Le Monte Carlo 2015, épreuve inaugurale classique du championnat du monde WRC, fait donc étape à deux pas de mon terrain de jeu hivernal. 8 spéciales regroupées au Nord de Gap, à 50 bornes de
Grenoble pour la plus proche. Temps gris, très froid (jusqu'à
-4°C), plongeons nous donc avec délice dans l'ambiance
du WRC moderne à l'occasion de ce prestigieux rendez-vous.
Le "milieu" est hostile:
températures négatives, taux d'humidité élevé, un peu de bise,
et sans bouger, les onglées ont guetté le public toute la journée...
Prenons les choses à l'envers, c'est à dire par ordre inverse de passage. Les (toutes) petites autos ne sont
pas forcément ridicules, même les rigolotes Twingo R1, très peu
modifiées et disposant d'environ 130 poneys, sont capables de beaux
passages, surtout quand elles sont confiées à des jeunes pilotes en
devenir. On trouve aussi de vieillissantes C2, et même, pour le
folklore, un illuminé qui a engagé une antique et bourgeoise 147 !
Les R2 (208, Clio
d'environ 180-200ch) sont également pilotées par des gars d'un
talent très variable, du bon jeune brouillon mais agressif au
gentleman driver qui se fait plaisir et qui, parfois, donne vraiment
l'impression de se balader. Certains spécimens prennent des valises de plus de
4' en 15 bornes sans ennui technique, je trouve que ça fait vraiment
beaucoup, et ça se voit... L'ouvreur de luxe "Big Bang" Bengué dans la Mégane RS "zéro"
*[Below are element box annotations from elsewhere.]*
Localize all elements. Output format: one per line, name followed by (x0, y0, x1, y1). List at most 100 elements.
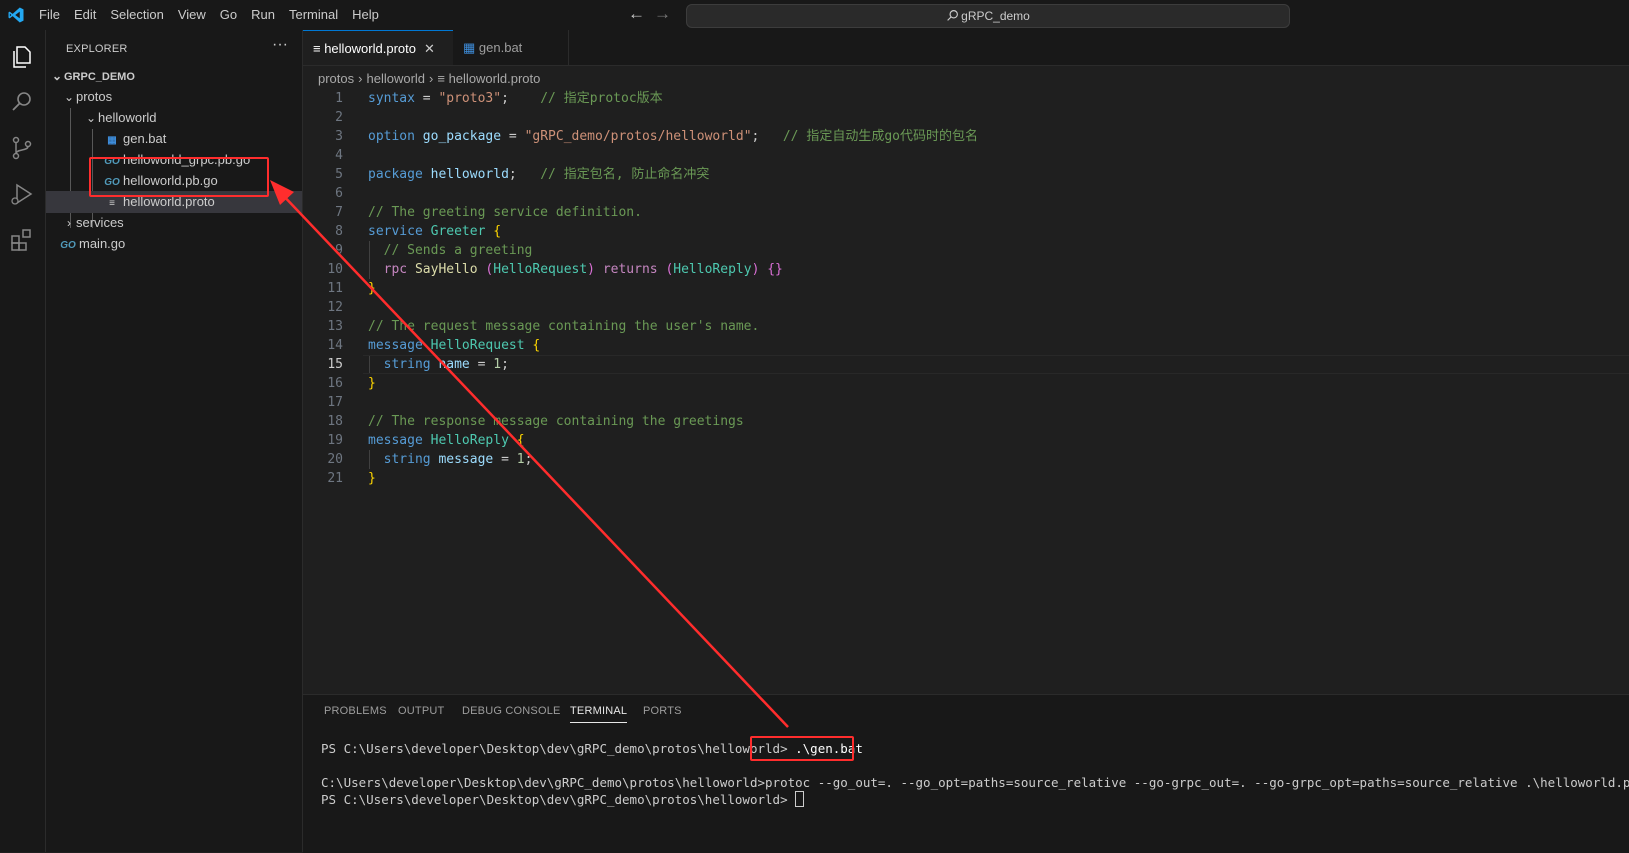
panel-tab-problems[interactable]: PROBLEMS (324, 705, 387, 717)
code-token: = (414, 91, 439, 106)
code-line[interactable]: 17 (303, 393, 1629, 412)
code-line[interactable]: 11} (303, 279, 1629, 298)
vscode-logo-icon[interactable] (7, 6, 25, 24)
tab-helloworld-proto[interactable]: ≡ helloworld.proto ✕ (303, 30, 453, 65)
code-text: } (368, 279, 376, 298)
code-text: // The request message containing the us… (368, 317, 759, 336)
code-token: helloworld (430, 167, 509, 182)
line-number: 14 (327, 338, 343, 353)
code-text: message HelloRequest { (368, 336, 540, 355)
menu-edit[interactable]: Edit (67, 0, 103, 30)
code-line[interactable]: 2 (303, 108, 1629, 127)
code-token: name (438, 357, 470, 372)
explorer-sidebar: EXPLORER ··· ⌄ GRPC_DEMO ⌄ protos ⌄ hellowo… (46, 30, 303, 852)
menu-file[interactable]: File (32, 0, 67, 30)
breadcrumb-item-file[interactable]: helloworld.proto (449, 71, 541, 86)
code-token: = (469, 357, 494, 372)
terminal-line-3[interactable]: PS C:\Users\developer\Desktop\dev\gRPC_d… (321, 791, 805, 808)
code-line[interactable]: 1 syntax = "proto3"; // 指定protoc版本 (303, 89, 1629, 108)
extensions-icon[interactable] (8, 226, 36, 254)
tree-folder-services[interactable]: › services (46, 212, 302, 234)
line-number: 11 (327, 281, 343, 296)
menu-go[interactable]: Go (213, 0, 244, 30)
code-line[interactable]: 16} (303, 374, 1629, 393)
terminal-output-line: C:\Users\developer\Desktop\dev\gRPC_demo… (321, 775, 1629, 790)
command-center-label: gRPC_demo (961, 9, 1030, 23)
code-token: HelloReply (673, 262, 752, 277)
code-line[interactable]: 12 (303, 298, 1629, 317)
code-token: service (368, 224, 423, 239)
run-debug-icon[interactable] (8, 180, 36, 208)
tree-label: gen.bat (123, 131, 167, 146)
menu-view[interactable]: View (171, 0, 213, 30)
tree-label: GRPC_DEMO (64, 71, 135, 83)
forward-arrow-icon[interactable]: → (654, 4, 671, 24)
tree-folder-helloworld[interactable]: ⌄ helloworld (46, 107, 302, 129)
menu-run[interactable]: Run (244, 0, 282, 30)
code-token: } (368, 471, 376, 486)
code-token: "gRPC_demo/protos/helloworld" (524, 129, 752, 144)
search-icon (947, 10, 959, 21)
source-control-icon[interactable] (8, 134, 36, 162)
code-line[interactable]: 5 package helloworld; // 指定包名, 防止命名冲突 (303, 165, 1629, 184)
code-token: = (501, 129, 525, 144)
command-center-search[interactable]: gRPC_demo (686, 4, 1290, 28)
code-line[interactable]: 3 option go_package = "gRPC_demo/protos/h… (303, 127, 1629, 146)
code-token: message (438, 452, 494, 467)
code-line[interactable]: 20 string message = 1; (303, 450, 1629, 469)
code-line[interactable]: 18 // The response message containing the… (303, 412, 1629, 431)
code-token: { (493, 224, 502, 239)
tree-file-main-go[interactable]: GO main.go (46, 233, 302, 255)
code-line[interactable]: 21} (303, 469, 1629, 488)
code-editor[interactable]: 1 syntax = "proto3"; // 指定protoc版本 2 3 optio… (303, 89, 1629, 694)
close-icon[interactable]: ✕ (424, 41, 435, 56)
code-line[interactable]: 6 (303, 184, 1629, 203)
code-token: "proto3" (438, 91, 502, 106)
code-text: // The response message containing the g… (368, 412, 744, 431)
panel-tab-output[interactable]: OUTPUT (398, 705, 444, 717)
code-text: string name = 1; (368, 355, 509, 374)
code-token: 1 (516, 452, 525, 467)
code-token: { (532, 338, 541, 353)
code-token: // 指定自动生成go代码时的包名 (782, 129, 978, 144)
tree-label: main.go (79, 236, 126, 251)
code-token: ; (508, 167, 541, 182)
code-token: SayHello (414, 262, 478, 277)
code-line[interactable]: 10 rpc SayHello (HelloRequest) returns (… (303, 260, 1629, 279)
code-line[interactable]: 8 service Greeter { (303, 222, 1629, 241)
panel-tab-debug-console[interactable]: DEBUG CONSOLE (462, 705, 561, 717)
breadcrumb-item-helloworld[interactable]: helloworld (366, 71, 425, 86)
line-number: 7 (335, 205, 343, 220)
code-token: message (368, 338, 423, 353)
code-line[interactable]: 19 message HelloReply { (303, 431, 1629, 450)
menu-terminal[interactable]: Terminal (282, 0, 345, 30)
code-line[interactable]: 9 // Sends a greeting (303, 241, 1629, 260)
line-number: 9 (335, 243, 343, 258)
code-line[interactable]: 13 // The request message containing the … (303, 317, 1629, 336)
breadcrumb-item-protos[interactable]: protos (318, 71, 354, 86)
code-line[interactable]: 7 // The greeting service definition. (303, 203, 1629, 222)
search-view-icon[interactable] (8, 88, 36, 116)
breadcrumb: protos › helloworld › ≡ helloworld.proto (318, 68, 540, 90)
code-text: // Sends a greeting (368, 241, 533, 260)
panel-tab-terminal[interactable]: TERMINAL (570, 705, 628, 723)
code-line[interactable]: 15 string name = 1; (303, 355, 1629, 374)
tree-root-grpc-demo[interactable]: ⌄ GRPC_DEMO (46, 65, 302, 87)
code-line[interactable]: 14 message HelloRequest { (303, 336, 1629, 355)
back-arrow-icon[interactable]: ← (628, 4, 645, 24)
code-text: package helloworld; // 指定包名, 防止命名冲突 (368, 165, 709, 184)
menu-selection[interactable]: Selection (103, 0, 170, 30)
explorer-more-actions[interactable]: ··· (272, 36, 288, 54)
panel-tab-ports[interactable]: PORTS (643, 705, 682, 717)
code-line[interactable]: 4 (303, 146, 1629, 165)
tree-file-gen-bat[interactable]: ▦ gen.bat (46, 128, 302, 150)
menu-help[interactable]: Help (345, 0, 386, 30)
explorer-files-icon[interactable] (8, 42, 36, 70)
tree-folder-protos[interactable]: ⌄ protos (46, 86, 302, 108)
tab-gen-bat[interactable]: ▦ gen.bat (453, 30, 569, 65)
full stock donne l'impression de passer plus fort, et c'est
probablement le cas.
J'ai été un peu déçu
par le "gros" de la troupe (je ne parle pas de Daniel
Elena), en majorité des DS3 R3 ou Clio R3, des machines déjà
évoluées pourtant. Le niveau est très inégal et ces tractions
motricent mal dans la gadoue iséro-haut-alpine... Bref ça fait du bruit
mais ça ne donne pas vraiment l'impression d'avoiner, même si les
chronos s'avèrent tout de même intéressants. Evidemment, le
contraste avec les grosses voitures que l'on voit débouler dans les
premiers fausse probablement le jugement du spectateur...
La catégorie WRC2
regroupe des autos (Fiesta R5, DS3 R5, Peugeot 208 R5, quelques vieilles
Skoda S2000...) sérieuses et abouties (environ 280ch, 1.6T très
coupleux, traction intégrale) qui ressemblent à des "petites"
WRC.
Ca marche très fort si c'est bien mené, et on a vu il n'y a pas si longtemps un certain
Ogier, rongeant son frein en attendant
l'engagement officiel de VW, signer des exploits fracassants (dont
quelques scratchs) au volant de ce type d'engins. Elles dévorent le
bitume juste après les tous meilleurs (en gros entre les 15ème et
25ème place), ça reste impressionnant mais il est net que ça passe
moins vite, que ça brasse moins d'air que les protos des stars...
On est grosso
modo au niveau du championnat de France, le double tenant du titre
Julien Maurin évoluant dans le peleton de tête de cette catégorie,
comme Stéphane Lefebvre et Eric Camilli entre autres. L'antichambre
de l'excellence en quelque sorte...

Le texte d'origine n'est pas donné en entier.